The actual reason mysticism is said to transcend reality is because it arises from a specific part of the brain, perhaps predisposed in some genetic way, perhaps trained by meditation or aided by a certain way of life, interacting with an aspect of the Universe not detectable by the physical senses. It gives immediate insight not into the physical world but the world of life behind it, and the fundamental nature of mind. The unity of all living entities, the eternal nature of consciousness and its relation to the Cosmos are common traits of mystical experience, and the distant echoes of these reports are the ancient spiritual texts of mankind. The Sermon on the Mount, the Discourses of Buddha, the Vedas, Bhagavad Gita and Qu’ran can still move the heart more than all the centuries of critiques and denials which trailed in their wake, for the reason that they emanated from a deeper consciousness, via spiritual genius which committed its brain not to a pile of gold or the memorisation of truckloads of books, but an exploration of the inner world.

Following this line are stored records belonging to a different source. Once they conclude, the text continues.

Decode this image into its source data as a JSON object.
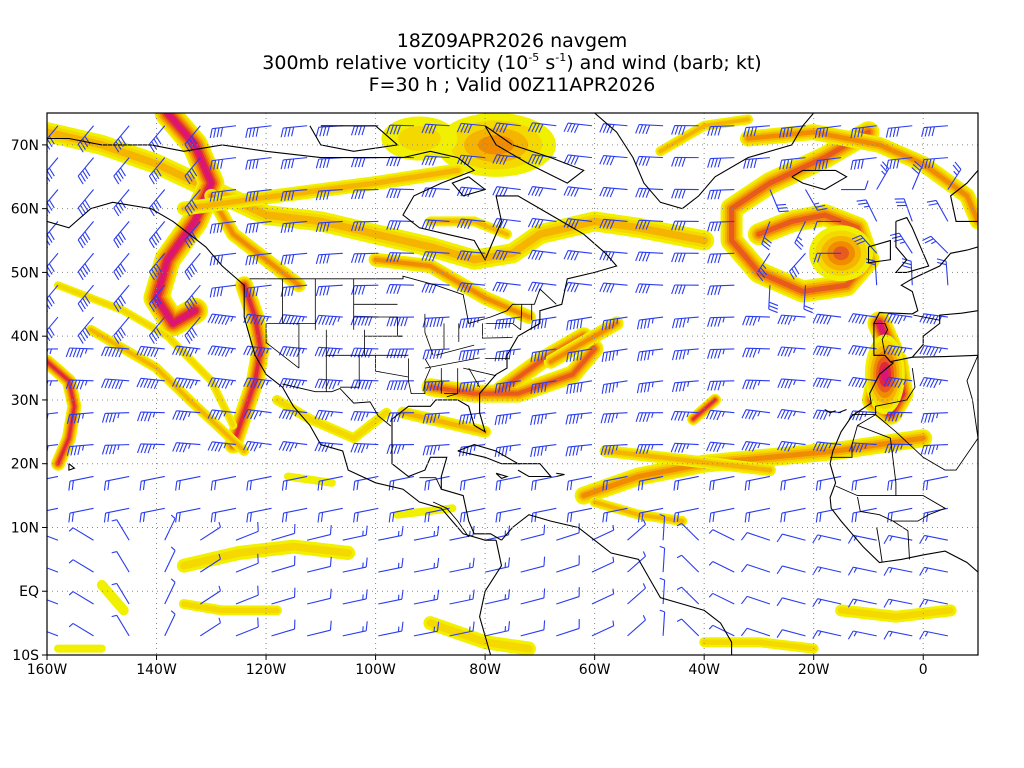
{
  "title": {
    "line1": "18Z09APR2026 navgem",
    "line2_prefix": "300mb relative vorticity (10",
    "line2_exp1": "-5",
    "line2_mid": " s",
    "line2_exp2": "-1",
    "line2_suffix": ") and wind (barb; kt)",
    "line3": "F=30 h ; Valid 00Z11APR2026"
  },
  "map": {
    "lon_range": [
      -160,
      10
    ],
    "lat_range": [
      -10,
      75
    ],
    "x_ticks": [
      {
        "value": -160,
        "label": "160W"
      },
      {
        "value": -140,
        "label": "140W"
      },
      {
        "value": -120,
        "label": "120W"
      },
      {
        "value": -100,
        "label": "100W"
      },
      {
        "value": -80,
        "label": "80W"
      },
      {
        "value": -60,
        "label": "60W"
      },
      {
        "value": -40,
        "label": "40W"
      },
      {
        "value": -20,
        "label": "20W"
      },
      {
        "value": 0,
        "label": "0"
      }
    ],
    "y_ticks": [
      {
        "value": 70,
        "label": "70N"
      },
      {
        "value": 60,
        "label": "60N"
      },
      {
        "value": 50,
        "label": "50N"
      },
      {
        "value": 40,
        "label": "40N"
      },
      {
        "value": 30,
        "label": "30N"
      },
      {
        "value": 20,
        "label": "20N"
      },
      {
        "value": 10,
        "label": "10N"
      },
      {
        "value": 0,
        "label": "EQ"
      },
      {
        "value": -10,
        "label": "10S"
      }
    ],
    "gridlines": true,
    "shading_colors": [
      "#f0f000",
      "#f5d800",
      "#f5b400",
      "#f08c00",
      "#e85a1e",
      "#e0283c",
      "#dc1478",
      "#e01eb4"
    ],
    "barb_color": "#2a3cf0"
  }
}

A similar quality can be found in the experience of genius, where ideas can arise in a flash as if out of nowhere, filling the mind with excitement and gratitude, in a brain somehow prepared and receptive. Genius is already close to mystical experience. But in mysticism the brain has risen one step further, sensing not only new ideas but the source from which they emerge. In other words, the journey begins away from the physical world, and toward the origin of consciousness itself, through the organ of the human brain. This is the true power behind an eloquence which outlasted empires and mighty civilisations. Not for nothing have some religions marked the crown of the head as a sacred point, depicting it in ancient paintings as emitting a halo of light, or adorning it with caps or turbans, or representing it with the thousand petalled white lotus of the ancient yoga treatises.
Further accenting the importance of the brain, mystical experience has been most common around the age of 33 – 40, the period at which the brain and nervous system mature. Jesus and Buddha are both said to have reached enlightenment at this age. Mohammed’s visions and revelations began at this time also. Gifted with this experience, it can hardly be surprising if an agrarian mind raised in humble surroundings at a time when it was supposed that the Earth was the centre of a modest Universe, might have felt he was face to face with God himself. The indescribable otherworldliness of this vision easily explains the cryptic phrase “the kingdom of Heaven is within.”
It is for this reason mysticism has been held in such high regard in every culture and age. It is for this reason that even a single flash of mystical experience carries more impact than an entire lifetime spent in study. With such an illumination into the world of life from which our own self has somehow arisen, the personality is changed forever. These are the human experiences which launched the major religions of today; despite distortions, their sometimes fantastic interpretations, and the vicissitudes of the centuries, they form a cherished bulwark of hope for billions still drawn to their beauty. Instinctive recognition of our own evolutionary destiny is the reason why prophets are held to be beyond reproach, beyond criticism, and even sacred or divine, as they have been the rarest class of humans ever to walk the Earth.